Ali, descobri que a felicidade para mim tem cheiro, cheiro de bicicleta e também tem outro nome; a felicidade se chama bicicleta, simples assim. Sobre duas rodas, ao comando de pedais e freios, pode nos levar por todos os caminhos para conquista de um mundo inteiro. Um mundo que é só nosso, todinho cuidadosamente construído de momentos como aquele meu Natal e como a experiência com a primeira bicicleta, que nos ensina, desde cedo, a nos esforçarmos ladeira acima e a nos comedirmos ladeira abaixo, para não nos machucarmos, embora isso seja inevitável. E nos ensina, ainda, a soltarmos o freio quando é preciso avançar e a desviarmos dos obstáculos dos caminhos. O bom manuseio de pedais e freios é um grande aprendizado para a vida toda.

Um cheiro, um som, uma música pode nos transportar no tempo e nos fazer encontrar novamente conosco mesmos em outras circunstâncias. Assim, testemunhando as nossas próprias experiências, vemos o quanto aquela situação foi importante para a construção do nosso “eu”, do que somos e das coisas com que realmente nos importamos.

Abri os olhos, a felicidade continuava lá, no mesmo lugar, suspensa na prateleira, exalando o seu inebriante cheiro. À minha volta, pessoas circulavam pelos estreitos corredores da loja, sem se darem conta.

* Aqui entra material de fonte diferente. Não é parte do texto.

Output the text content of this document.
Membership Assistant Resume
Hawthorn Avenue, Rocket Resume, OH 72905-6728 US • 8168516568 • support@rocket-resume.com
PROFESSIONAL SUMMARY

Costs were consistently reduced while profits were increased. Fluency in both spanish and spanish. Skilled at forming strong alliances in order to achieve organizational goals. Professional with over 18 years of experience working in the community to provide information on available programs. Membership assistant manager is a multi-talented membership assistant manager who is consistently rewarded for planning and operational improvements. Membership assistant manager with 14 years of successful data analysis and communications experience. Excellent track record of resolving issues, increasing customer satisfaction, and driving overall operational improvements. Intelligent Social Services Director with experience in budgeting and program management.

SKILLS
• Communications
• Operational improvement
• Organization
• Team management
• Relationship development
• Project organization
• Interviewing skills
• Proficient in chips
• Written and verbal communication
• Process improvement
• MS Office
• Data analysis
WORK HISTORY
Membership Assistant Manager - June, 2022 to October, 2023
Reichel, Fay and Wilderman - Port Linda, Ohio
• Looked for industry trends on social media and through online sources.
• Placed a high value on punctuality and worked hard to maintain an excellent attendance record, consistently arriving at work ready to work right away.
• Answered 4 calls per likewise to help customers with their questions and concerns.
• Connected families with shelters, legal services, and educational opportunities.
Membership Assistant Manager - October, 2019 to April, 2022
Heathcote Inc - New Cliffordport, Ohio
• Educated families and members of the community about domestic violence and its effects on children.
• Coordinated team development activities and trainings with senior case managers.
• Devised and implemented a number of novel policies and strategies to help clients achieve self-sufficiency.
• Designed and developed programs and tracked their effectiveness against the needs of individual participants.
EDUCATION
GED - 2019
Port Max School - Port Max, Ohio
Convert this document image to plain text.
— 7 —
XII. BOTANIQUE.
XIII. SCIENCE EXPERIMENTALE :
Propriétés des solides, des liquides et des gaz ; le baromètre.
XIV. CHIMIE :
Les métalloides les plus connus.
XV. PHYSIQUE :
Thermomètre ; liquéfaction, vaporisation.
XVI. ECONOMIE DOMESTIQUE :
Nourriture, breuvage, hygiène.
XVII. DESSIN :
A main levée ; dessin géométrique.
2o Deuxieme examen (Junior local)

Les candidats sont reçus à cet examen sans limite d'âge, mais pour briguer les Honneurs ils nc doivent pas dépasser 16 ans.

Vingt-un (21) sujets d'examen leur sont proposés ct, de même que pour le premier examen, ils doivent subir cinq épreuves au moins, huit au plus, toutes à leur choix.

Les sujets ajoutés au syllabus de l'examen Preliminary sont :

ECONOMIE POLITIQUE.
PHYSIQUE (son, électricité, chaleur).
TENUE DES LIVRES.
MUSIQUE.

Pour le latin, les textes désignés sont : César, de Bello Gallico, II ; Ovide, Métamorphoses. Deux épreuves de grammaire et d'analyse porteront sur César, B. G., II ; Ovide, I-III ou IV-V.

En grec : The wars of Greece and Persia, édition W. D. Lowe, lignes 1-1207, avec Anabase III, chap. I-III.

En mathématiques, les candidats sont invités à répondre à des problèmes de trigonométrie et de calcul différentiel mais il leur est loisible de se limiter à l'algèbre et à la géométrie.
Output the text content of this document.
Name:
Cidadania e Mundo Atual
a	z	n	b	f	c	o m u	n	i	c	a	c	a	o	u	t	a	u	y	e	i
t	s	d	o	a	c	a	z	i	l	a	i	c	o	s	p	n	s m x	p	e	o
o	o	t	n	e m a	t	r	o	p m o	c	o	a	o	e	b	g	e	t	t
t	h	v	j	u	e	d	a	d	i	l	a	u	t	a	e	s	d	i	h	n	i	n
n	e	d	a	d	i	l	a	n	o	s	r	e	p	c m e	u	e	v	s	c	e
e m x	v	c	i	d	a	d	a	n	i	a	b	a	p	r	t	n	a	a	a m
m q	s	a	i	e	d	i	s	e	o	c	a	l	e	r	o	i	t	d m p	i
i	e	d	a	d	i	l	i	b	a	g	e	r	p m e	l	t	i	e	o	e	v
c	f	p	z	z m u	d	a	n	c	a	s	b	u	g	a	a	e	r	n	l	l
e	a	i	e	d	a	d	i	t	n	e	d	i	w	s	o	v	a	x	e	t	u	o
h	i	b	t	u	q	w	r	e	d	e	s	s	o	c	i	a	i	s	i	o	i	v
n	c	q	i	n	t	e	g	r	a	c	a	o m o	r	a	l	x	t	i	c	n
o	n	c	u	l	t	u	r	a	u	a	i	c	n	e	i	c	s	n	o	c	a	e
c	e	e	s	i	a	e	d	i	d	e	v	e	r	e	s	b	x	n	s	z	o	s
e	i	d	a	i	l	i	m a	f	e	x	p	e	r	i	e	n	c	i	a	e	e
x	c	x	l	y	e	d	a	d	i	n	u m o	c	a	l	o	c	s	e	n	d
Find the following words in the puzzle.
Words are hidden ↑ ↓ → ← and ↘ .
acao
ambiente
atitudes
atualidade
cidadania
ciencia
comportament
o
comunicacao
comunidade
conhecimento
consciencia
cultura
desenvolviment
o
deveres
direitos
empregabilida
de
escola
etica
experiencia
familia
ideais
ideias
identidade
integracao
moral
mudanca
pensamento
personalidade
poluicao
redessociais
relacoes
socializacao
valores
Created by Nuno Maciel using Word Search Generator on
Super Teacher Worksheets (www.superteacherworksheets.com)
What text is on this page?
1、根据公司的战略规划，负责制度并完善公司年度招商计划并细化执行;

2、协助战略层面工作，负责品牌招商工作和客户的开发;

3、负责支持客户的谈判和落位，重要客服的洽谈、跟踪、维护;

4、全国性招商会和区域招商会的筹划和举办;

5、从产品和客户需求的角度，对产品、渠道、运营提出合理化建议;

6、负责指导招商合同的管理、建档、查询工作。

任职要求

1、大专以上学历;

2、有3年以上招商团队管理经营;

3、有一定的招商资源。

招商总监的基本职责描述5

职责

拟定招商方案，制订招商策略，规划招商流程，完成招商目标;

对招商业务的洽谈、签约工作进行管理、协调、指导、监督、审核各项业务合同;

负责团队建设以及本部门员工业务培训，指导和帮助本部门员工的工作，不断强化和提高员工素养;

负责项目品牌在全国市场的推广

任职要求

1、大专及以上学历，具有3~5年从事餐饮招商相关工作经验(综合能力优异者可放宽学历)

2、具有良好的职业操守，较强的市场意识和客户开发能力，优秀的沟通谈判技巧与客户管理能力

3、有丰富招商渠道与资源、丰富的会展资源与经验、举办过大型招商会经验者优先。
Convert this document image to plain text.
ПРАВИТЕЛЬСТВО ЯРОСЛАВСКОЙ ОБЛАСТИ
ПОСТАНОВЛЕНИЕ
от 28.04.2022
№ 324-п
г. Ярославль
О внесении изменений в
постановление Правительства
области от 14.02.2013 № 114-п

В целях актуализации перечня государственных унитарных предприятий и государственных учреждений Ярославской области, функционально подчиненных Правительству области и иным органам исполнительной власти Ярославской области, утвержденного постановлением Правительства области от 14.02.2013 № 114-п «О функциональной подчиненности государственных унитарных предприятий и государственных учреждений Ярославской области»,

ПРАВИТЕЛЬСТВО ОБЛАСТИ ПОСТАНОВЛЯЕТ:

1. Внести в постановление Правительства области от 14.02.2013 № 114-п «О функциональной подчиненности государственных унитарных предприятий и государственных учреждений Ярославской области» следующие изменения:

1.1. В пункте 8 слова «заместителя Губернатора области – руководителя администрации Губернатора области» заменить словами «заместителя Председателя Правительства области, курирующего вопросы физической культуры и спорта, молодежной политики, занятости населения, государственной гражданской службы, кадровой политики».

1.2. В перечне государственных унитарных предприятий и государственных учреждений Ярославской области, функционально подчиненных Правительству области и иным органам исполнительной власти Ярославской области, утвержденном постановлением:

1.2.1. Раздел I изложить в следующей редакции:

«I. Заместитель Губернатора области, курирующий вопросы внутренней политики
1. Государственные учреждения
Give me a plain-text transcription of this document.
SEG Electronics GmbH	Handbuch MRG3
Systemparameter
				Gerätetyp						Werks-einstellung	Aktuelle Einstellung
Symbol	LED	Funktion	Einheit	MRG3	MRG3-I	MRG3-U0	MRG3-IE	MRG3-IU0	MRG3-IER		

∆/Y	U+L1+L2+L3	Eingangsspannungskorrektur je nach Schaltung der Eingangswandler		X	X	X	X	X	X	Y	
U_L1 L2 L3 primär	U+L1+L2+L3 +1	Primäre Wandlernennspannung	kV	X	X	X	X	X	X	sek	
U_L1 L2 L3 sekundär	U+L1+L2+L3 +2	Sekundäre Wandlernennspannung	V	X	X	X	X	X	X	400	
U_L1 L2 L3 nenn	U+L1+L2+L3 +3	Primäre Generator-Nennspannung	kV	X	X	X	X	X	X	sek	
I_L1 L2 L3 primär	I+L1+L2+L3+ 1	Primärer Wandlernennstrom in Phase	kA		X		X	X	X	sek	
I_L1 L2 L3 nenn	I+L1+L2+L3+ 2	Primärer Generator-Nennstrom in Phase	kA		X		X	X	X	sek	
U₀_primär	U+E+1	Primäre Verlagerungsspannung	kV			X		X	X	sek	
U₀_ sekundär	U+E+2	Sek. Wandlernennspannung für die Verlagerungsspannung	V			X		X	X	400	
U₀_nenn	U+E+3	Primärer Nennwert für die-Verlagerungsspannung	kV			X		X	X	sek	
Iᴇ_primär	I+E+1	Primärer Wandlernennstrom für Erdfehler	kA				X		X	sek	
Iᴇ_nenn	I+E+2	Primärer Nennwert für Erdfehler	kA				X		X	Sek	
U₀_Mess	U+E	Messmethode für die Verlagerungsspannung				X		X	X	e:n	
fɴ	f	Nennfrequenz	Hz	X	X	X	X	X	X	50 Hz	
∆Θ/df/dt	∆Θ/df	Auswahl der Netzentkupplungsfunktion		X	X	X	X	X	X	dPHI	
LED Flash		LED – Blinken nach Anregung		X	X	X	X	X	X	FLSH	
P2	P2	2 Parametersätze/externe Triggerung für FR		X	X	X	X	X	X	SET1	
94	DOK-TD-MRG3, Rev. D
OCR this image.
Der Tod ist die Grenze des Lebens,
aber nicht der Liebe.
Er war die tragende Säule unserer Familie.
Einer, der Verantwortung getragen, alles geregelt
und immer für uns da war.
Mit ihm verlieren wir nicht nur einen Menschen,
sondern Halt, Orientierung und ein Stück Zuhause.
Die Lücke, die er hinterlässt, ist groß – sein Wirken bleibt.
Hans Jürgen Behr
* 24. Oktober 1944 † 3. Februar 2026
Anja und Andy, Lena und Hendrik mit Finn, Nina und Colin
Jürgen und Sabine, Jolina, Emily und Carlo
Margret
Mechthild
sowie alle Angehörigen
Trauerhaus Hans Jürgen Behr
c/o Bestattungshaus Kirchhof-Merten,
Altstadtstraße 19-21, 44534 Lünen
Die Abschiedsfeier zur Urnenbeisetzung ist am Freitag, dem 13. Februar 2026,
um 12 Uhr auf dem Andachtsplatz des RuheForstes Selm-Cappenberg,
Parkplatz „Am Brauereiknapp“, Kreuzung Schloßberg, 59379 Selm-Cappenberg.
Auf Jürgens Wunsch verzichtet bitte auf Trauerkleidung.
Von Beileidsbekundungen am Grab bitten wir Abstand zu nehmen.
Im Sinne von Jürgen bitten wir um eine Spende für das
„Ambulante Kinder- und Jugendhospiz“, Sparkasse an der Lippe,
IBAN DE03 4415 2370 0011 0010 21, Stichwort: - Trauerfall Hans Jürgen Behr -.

Hoje, a gente a procura tanto em tantas coisas, em tantos lugares, complica e não encontra. Aquele cheiro no meio da loja me transportou, me fez reviver tudo aquilo novamente e ver como é tão simples ser feliz.

Para que barrinhas de cereais e tudo mais se eu estava plena? Não precisava de mais nada. Deixei tudo para trás e voltei para casa. Queria apenas fazer aquele momento perdurar.